The feeling was a mixture of some delight and merriment, contentment (“I went with it,” a journalist friend said) and a kind of “let’s talk this out” therapy session. I wasn’t confused but I felt a wee bit unresolved. I knew I had enjoyed it as much as I’m capable of enjoying an obviously first-rate Motown glitter-funk gay man’s extravaganza, but I was going from person to person and saying (with variations), “It’s not that I didn’t like it — I did for the most part and it’s a great sell. I loved Jennifer Hudson to death. But it feels like a two-hour sketch.”
I realize that there’s something inherently sketchy about all musicals — you’re never going to get Long Day’s Journey Into Night with songs — but for me, Dream- girls is too pat. Everything is in shorthand. Nothing is off or raggedy or haphazard. It doesn’t feel like Detroit, or like the ’60s or ’70s even. It feels like it’s happening in director-writer Bill Condon‘s head, and that’s fine. There’s no one who respects his talent and chops more than I.
“The film was everything promised and more,” Poland said. I would say it was everything promised and somewhat less. Not a crashing disappointment, but a film that simultaneously roused and satisfied in several ways, but didn’t quite bring it home.

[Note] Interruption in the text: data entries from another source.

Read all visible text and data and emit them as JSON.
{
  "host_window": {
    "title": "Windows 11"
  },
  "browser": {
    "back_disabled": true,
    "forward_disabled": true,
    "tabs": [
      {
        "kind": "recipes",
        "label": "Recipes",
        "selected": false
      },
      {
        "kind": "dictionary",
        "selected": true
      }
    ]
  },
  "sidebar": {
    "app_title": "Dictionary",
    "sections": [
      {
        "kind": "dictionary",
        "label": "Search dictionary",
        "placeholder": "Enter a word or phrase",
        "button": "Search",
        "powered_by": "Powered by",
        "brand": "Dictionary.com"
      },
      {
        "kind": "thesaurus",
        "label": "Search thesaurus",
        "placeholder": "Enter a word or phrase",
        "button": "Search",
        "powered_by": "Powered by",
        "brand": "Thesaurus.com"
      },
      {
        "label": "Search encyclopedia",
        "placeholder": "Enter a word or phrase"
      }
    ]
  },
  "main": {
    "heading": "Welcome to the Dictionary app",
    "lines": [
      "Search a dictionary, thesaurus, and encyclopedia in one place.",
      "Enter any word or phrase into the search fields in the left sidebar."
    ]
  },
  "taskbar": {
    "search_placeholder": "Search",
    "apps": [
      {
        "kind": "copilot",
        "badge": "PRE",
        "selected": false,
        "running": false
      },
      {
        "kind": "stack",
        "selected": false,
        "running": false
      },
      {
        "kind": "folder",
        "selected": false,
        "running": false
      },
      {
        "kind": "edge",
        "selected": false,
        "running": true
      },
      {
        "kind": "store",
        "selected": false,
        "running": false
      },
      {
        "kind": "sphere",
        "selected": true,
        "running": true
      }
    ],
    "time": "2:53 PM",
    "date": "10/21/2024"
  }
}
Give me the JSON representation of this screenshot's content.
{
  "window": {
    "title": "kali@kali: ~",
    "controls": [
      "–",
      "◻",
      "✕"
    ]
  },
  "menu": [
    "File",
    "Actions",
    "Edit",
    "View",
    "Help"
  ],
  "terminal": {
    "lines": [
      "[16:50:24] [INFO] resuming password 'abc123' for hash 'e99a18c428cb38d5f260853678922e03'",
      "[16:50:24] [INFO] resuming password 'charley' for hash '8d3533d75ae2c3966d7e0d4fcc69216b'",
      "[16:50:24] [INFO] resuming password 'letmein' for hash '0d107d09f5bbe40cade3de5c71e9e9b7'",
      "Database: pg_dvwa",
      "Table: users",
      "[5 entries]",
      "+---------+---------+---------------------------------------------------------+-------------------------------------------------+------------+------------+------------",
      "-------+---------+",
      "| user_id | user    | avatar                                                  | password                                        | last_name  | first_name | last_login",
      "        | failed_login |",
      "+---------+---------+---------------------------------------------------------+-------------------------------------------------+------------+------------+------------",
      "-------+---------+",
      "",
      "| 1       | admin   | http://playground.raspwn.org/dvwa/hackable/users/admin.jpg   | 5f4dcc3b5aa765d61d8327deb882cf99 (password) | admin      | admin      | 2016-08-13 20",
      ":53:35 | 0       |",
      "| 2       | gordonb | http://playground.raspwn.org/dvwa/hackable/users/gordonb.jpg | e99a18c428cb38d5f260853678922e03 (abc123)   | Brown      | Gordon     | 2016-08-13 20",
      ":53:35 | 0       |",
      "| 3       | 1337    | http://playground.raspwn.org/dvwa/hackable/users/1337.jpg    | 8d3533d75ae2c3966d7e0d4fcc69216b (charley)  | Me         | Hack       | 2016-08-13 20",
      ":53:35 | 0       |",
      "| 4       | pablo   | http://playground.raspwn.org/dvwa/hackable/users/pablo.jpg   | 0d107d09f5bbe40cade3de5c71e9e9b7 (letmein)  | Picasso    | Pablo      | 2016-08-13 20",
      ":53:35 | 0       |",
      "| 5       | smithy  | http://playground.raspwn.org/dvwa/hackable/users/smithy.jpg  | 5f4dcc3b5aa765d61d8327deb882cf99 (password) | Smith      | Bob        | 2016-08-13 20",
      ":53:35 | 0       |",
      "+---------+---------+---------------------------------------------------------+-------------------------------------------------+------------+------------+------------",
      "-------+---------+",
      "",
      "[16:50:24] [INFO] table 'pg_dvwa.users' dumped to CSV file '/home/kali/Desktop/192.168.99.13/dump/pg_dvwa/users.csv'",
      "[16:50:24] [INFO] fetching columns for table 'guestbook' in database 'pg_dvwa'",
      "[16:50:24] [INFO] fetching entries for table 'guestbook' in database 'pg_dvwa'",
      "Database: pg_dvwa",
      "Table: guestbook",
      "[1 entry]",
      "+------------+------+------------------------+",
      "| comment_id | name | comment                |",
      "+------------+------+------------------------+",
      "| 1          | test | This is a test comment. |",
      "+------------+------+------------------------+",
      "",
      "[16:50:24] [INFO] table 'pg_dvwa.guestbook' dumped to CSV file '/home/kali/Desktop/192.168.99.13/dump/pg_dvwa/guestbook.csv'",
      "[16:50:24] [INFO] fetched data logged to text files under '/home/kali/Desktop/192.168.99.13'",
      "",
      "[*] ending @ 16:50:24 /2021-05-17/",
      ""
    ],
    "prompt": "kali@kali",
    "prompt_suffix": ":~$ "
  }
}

Dreamgirls is a highly-charged moviefication of a hot stage musical that was (I’m told) all songs and sparkle (which benefitted from Michael Bennett‘s inspired staging), and nothing really acted or spoken. Condon has, I’ve been told, added narrative tissue and emotional intimacy and made it more of a people thing and less of a big, brassy presentation. I can half-see that, and I respect the effort.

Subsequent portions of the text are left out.